Essa pequena mas decisiva inversão determina em grande parte a natureza da TV e o mundo em que vivemos: ela é por excelência o veículo do consumo, aquele pelo qual se criam desejos e necessidades.
Pode-se dizer que o cinema também é. Mas sua atuação é indireta, distante. A imagem do cinema é sacra. A imagem da TV é profana.
Esse caráter profano da imagem de TV transparece especialmente nos comerciais. Por mais que suas imagens busquem a sofisticação, produzem algo concreto: de sabão em pó a carro estrangeiro esses objetos devem ter algo de imediatamente acessível.
É esse mundo novo, admirável ou não, que a Igreja Católica custa a abordar e que as igrejas pentecostais, em particular a Igreja Universal, tocam com tanta intimidade.
Não é que elas sejam profanas e a Igreja Católica, não. Mas a via do catolicismo é a da hierarquia, da tradição, do mistério, do rito.

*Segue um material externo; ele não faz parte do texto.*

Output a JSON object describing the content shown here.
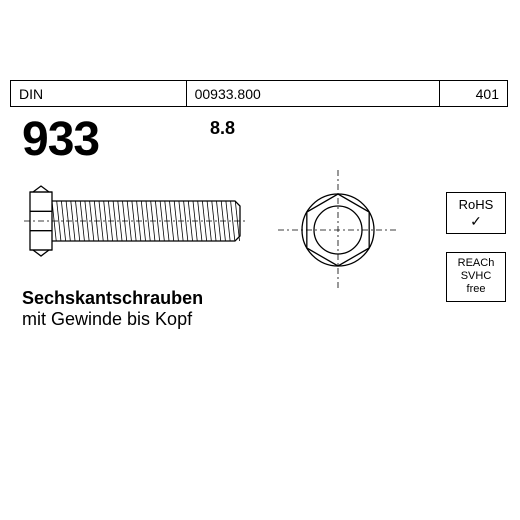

Uma teologia distante, que se adaptou ao cinema, mas não à TV.
Daí a Redevida -rede de TV católica em UHF- ser um sonífero formidável, enquanto a "25ª Hora" ou o "Palavra de Vida" são instrumentos vibrantes, perfeitos para comunicadores como o pastor Ronaldo Didini.
Ele pode ser o melhor, mas a rigor qualquer pastor dessa igreja é um bom apresentador de TV. Todos compreendem à perfeição o mecanismo dos programas de auditório. Neles, o apresentador é um demiurgo, alguém que se planta entre o homem e a divindade.
Em dado momento, a magia se produz. É como se o apresentador encarnasse a divindade. A partir daí, a massa o segue, porque aquela já não é expressão de um homem, mas de uma ordem.
Essa ligação direta entre o homem e Deus há muito que prefacia o surgimento de uma religião adaptada à TV. A Igreja Universal maximizou a tendência, difundiu-a em escala industrial.
Os católicos podem esperar uma sangria em suas hostes, enquanto não decifrarem esse enigma. Basta ligar a Redevida. Qualquer padre, qualquer bispo que aparece ali comunica-se com fiéis. Já os pastores da Record falam a espectadores (pessoas passíveis de aderirem à sua crença) e fazem proselitismo com eficácia.
A questão de fundo, a rigor, não é o crescimento numérico de uma religião à custa de outra. É, sim, a dificuldade de se comunicarem.
A era contemporânea criou o culto à diferença, ao respeito ao outro. A partir de certo momento, porém, o que existem são fundamentalismos. Uma série de outros incapazes de dialogar entre si. Isso já é o Irã. E a Bósnia: a perspectiva inquietante de a intolerância se instalar em toda parte.